In the right wing of the Altar, there is a mother, with the dead body of her beloved child lying in her arms. She is fainting from despair. The other women are in fits of hysteria; they are losing what is most important to them. In the crowd of the terrified faces, one sees disbelief, doubt, and despair. The tragedy came upon these women without any warning, they are lost in the chaos of trauma now.
In the left wing, the hard faces of men look indifferently at the hysterics. Are they the
tormentors? Or maybe they are fathers who do not suffer a loss? In the red robe, reminiscent of the royalty of Herod, a centrally located figure of a man is pointing towards the center of the Altar. Is it a Roman hand sign that signals the end of a fight or demanding the death of the loser? Maybe it is just a gesture of mockery at the incomprehensible despair whose cause should seem clear and pragmatic to all due to the political necessity of the radical steps – the massacre.

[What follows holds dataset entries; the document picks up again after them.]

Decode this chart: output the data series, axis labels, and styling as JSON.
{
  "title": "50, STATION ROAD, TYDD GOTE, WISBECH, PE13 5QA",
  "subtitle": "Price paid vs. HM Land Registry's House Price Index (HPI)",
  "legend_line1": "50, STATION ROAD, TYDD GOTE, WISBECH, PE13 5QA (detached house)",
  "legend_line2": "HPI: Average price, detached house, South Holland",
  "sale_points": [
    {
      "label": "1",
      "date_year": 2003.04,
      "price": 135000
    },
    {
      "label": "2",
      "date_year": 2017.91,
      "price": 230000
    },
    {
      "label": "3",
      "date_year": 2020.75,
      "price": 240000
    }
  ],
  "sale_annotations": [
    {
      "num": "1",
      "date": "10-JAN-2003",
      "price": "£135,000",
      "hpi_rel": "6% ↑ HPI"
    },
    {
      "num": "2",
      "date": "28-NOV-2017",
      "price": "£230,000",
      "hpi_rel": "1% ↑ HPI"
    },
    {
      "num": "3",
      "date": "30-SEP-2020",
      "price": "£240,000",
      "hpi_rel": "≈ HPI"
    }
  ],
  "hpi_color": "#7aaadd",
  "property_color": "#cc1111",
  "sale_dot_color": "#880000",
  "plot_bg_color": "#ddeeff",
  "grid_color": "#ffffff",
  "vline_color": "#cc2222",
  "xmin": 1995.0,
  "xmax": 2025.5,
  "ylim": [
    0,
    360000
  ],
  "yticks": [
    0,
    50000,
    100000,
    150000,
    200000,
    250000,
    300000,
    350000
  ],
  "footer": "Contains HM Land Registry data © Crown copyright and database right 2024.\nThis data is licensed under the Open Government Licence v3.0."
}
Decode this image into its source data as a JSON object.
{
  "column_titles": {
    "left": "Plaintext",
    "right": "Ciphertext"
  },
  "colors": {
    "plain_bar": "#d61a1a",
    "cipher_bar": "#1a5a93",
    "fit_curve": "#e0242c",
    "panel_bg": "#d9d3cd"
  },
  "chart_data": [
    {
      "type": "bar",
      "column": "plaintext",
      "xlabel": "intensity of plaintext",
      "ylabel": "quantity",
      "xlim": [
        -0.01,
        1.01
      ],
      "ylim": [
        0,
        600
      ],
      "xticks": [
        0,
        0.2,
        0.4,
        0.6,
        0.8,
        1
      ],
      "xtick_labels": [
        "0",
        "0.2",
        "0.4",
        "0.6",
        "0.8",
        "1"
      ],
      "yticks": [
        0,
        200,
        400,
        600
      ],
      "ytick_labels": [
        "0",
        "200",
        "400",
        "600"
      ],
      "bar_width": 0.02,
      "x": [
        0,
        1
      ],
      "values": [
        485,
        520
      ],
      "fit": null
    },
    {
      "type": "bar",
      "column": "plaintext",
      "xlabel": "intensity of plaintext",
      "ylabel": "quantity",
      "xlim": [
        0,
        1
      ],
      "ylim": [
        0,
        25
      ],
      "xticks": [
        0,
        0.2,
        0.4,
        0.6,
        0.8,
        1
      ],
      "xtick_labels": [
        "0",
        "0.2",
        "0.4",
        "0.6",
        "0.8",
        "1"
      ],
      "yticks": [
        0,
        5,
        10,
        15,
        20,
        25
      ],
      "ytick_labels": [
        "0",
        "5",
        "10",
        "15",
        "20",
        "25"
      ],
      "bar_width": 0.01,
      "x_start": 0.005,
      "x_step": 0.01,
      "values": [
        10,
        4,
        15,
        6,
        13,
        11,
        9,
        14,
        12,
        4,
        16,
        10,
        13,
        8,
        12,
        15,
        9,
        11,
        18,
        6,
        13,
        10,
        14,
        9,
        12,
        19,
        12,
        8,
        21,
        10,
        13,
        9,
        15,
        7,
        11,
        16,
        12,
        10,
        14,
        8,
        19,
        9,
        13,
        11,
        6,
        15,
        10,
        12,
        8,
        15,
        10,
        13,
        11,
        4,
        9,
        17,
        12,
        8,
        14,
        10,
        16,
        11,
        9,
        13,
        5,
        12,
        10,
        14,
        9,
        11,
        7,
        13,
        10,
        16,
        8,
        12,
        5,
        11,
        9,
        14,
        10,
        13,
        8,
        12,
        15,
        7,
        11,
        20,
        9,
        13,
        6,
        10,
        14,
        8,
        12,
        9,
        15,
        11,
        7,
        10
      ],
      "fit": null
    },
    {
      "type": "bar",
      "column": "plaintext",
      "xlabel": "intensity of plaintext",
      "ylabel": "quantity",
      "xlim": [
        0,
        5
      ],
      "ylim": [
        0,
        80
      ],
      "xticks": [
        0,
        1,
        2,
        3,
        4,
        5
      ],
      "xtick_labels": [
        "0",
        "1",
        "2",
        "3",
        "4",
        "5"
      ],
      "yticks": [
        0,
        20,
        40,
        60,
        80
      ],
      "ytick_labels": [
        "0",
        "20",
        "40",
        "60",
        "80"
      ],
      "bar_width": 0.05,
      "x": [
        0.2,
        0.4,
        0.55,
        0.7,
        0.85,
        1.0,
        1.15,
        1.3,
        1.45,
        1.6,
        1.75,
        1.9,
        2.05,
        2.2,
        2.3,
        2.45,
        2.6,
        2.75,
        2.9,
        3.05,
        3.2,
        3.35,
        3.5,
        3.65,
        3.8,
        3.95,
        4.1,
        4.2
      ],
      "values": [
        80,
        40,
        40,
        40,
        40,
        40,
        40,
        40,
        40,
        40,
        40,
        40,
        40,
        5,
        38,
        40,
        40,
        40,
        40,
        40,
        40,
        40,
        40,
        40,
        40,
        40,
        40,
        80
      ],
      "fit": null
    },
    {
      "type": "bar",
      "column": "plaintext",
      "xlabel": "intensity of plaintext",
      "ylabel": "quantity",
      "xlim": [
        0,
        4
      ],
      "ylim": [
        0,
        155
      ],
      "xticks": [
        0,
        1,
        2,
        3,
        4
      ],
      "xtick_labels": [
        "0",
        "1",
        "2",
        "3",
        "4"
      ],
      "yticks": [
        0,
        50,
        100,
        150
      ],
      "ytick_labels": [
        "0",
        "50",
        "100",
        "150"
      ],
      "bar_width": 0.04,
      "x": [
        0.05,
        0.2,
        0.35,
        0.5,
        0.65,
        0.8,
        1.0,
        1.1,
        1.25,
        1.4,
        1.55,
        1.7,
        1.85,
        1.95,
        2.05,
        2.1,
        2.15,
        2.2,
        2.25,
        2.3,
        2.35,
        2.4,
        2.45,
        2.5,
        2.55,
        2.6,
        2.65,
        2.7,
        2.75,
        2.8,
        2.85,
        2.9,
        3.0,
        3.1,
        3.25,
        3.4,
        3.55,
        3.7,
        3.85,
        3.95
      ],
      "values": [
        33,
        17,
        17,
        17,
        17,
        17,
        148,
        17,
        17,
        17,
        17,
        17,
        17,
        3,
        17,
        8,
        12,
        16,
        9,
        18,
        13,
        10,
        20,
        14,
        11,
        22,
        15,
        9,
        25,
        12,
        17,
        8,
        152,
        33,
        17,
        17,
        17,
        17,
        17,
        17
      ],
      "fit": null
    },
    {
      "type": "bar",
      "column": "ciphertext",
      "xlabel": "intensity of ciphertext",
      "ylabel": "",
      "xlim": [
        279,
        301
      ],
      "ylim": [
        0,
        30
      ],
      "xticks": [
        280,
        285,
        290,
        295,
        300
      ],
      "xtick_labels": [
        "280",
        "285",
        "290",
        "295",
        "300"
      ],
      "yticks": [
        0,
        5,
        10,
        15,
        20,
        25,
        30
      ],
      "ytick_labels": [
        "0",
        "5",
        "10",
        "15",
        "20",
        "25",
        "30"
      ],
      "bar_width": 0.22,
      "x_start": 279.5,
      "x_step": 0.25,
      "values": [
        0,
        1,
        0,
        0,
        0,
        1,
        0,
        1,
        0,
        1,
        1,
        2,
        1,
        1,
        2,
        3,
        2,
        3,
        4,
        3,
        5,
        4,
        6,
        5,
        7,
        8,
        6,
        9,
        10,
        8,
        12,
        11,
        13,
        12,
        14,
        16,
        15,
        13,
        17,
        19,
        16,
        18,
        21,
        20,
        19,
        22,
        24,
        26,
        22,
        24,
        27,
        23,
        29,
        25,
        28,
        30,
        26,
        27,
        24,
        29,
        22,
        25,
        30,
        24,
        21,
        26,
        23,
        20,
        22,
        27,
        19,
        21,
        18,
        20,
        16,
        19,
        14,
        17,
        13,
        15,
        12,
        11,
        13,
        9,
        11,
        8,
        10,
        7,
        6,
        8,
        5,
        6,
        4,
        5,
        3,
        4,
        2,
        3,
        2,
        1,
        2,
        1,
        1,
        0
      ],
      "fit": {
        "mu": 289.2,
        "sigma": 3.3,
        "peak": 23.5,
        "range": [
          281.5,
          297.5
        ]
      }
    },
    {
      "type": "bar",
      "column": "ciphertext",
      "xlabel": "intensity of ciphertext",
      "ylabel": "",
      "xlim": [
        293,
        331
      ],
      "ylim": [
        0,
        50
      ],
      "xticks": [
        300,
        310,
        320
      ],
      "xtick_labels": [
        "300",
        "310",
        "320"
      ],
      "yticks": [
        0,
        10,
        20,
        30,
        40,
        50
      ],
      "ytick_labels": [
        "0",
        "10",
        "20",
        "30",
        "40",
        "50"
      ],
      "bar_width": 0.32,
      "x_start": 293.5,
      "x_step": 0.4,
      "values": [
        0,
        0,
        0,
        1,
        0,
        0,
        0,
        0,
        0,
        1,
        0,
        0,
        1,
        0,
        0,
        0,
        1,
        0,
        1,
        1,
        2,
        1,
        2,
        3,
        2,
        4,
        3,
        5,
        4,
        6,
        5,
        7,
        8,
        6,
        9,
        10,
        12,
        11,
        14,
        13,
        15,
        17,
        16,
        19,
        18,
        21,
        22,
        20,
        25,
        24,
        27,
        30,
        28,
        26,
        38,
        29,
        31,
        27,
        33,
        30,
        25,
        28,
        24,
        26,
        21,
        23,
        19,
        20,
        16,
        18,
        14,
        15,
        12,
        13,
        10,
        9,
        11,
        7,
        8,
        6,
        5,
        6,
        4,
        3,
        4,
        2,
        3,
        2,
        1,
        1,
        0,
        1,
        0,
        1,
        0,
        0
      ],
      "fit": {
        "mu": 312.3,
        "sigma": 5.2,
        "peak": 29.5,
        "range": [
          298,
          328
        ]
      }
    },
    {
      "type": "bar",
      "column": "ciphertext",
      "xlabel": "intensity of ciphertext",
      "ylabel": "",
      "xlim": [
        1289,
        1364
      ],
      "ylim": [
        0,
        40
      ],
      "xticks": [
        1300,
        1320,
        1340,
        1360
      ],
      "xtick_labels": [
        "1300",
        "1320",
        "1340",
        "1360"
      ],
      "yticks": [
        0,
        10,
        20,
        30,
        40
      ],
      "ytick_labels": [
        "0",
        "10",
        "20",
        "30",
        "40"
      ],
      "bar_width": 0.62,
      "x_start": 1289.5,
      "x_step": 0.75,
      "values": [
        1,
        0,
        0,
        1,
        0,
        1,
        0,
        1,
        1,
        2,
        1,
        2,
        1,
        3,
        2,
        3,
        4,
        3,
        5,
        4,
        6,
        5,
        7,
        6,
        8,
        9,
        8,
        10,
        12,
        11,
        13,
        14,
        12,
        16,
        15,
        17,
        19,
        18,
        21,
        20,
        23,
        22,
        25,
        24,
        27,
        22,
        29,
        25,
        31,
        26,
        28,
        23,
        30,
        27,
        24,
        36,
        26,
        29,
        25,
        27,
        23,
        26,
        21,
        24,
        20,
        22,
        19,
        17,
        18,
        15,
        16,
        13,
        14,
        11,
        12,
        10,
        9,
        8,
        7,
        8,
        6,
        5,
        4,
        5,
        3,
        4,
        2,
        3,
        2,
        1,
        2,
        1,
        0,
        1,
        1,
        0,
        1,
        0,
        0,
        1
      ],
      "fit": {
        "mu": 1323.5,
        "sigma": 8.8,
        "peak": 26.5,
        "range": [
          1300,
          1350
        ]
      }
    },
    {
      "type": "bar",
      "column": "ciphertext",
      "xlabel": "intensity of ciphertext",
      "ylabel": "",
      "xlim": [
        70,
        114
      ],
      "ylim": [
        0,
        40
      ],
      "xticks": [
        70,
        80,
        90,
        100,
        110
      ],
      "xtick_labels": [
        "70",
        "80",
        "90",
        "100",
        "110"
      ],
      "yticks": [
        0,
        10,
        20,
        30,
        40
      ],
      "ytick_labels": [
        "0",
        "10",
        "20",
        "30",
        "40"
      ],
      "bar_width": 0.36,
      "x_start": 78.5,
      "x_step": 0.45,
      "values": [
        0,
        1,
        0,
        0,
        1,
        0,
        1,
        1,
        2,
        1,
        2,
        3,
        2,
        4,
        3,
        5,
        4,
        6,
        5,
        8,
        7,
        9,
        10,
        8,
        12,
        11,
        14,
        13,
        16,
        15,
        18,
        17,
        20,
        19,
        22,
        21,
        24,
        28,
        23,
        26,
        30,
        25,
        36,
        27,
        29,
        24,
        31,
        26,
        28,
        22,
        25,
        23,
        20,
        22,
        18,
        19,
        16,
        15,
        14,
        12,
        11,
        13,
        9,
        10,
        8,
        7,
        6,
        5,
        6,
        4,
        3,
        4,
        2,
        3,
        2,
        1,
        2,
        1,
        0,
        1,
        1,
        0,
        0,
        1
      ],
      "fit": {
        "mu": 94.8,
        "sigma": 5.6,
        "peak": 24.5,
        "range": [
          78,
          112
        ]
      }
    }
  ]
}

Not everything in the biblical myth is as it seems. The Gospel stories end surprisingly. A reader who knows them knows also that “blessed are those, who are acquainted with sorrow”, and “blessed are those, who hunger and thirst after righteousness. They “will be satisfied and filled.” (Matthew 5:3-11). Tormented Jesus is a God. The victim is the winner, the persecuted is the victor. The biblical Innocents and Polish history are mingled, time and contexts are not relevant. The sense is deeper and maybe understandable only for “the poor in spirit”, because “for them is the kingdom of heaven” (Matthew 5:3-12). The essence of a nation is like a religious experience – untranslatable, imperceptible, allegedly everlasting. An accusation of the lack of logic should not be discouraging, the saints are called “madmen of God”.
“The Massacre of Innocents” by Giotto is build up around the central scene of a killing of a child. Therefore, what is the central point of The Altar of Smoleńsk? What is the final act of the hecatomb? What will be the Polish spark announced by Jesus? Will we succeed in gripping the mystery that is hidden from our eyes? Maybe we will understand the sense of God’s plan, the national martyrdom, or maybe even the sense of the nation itself?
1 “Katyń is still going on” it is a slogan popularized and used by conservative party PIS. Katyn is a village close to Smolensk where a few thousand members of the Polish intelligentsia were killed in 1940 by Soviets with the shots in the backs of their heads. After the President’s plane crash in April 2010, many Poles believed that the place and magnitude of both tragedies were not a coincidence.
2 In every primary school in Poland children learn by heart the poem “The Little Pole” by Władysław Bełza.
Catechism of a Polish Child
-Who are you?
-A Little Pole.
-What is your sign?
-The White Eagle.
-Where do you live?
-Among my own.
-In what country?
-on Polish land.
-What is this land?
-By what means won?
-By blood and scar.
-Do you love Her?
-I love Her truly.
-In what do you believe?
-I believe in Poland.
-What are you to Her?
-A grateful child.
-What do you owe her?
– My life.
3 St. Faustina (1905-1938) was a Polish nun, mystic, and visionary who experienced visions of Jesus. She had a diary where she wrote down the messages from Christ. The diary was published under the title “Divine Mercy in My Soul”. She was proclaimed a saint by the “pope-Pole” John Paul II.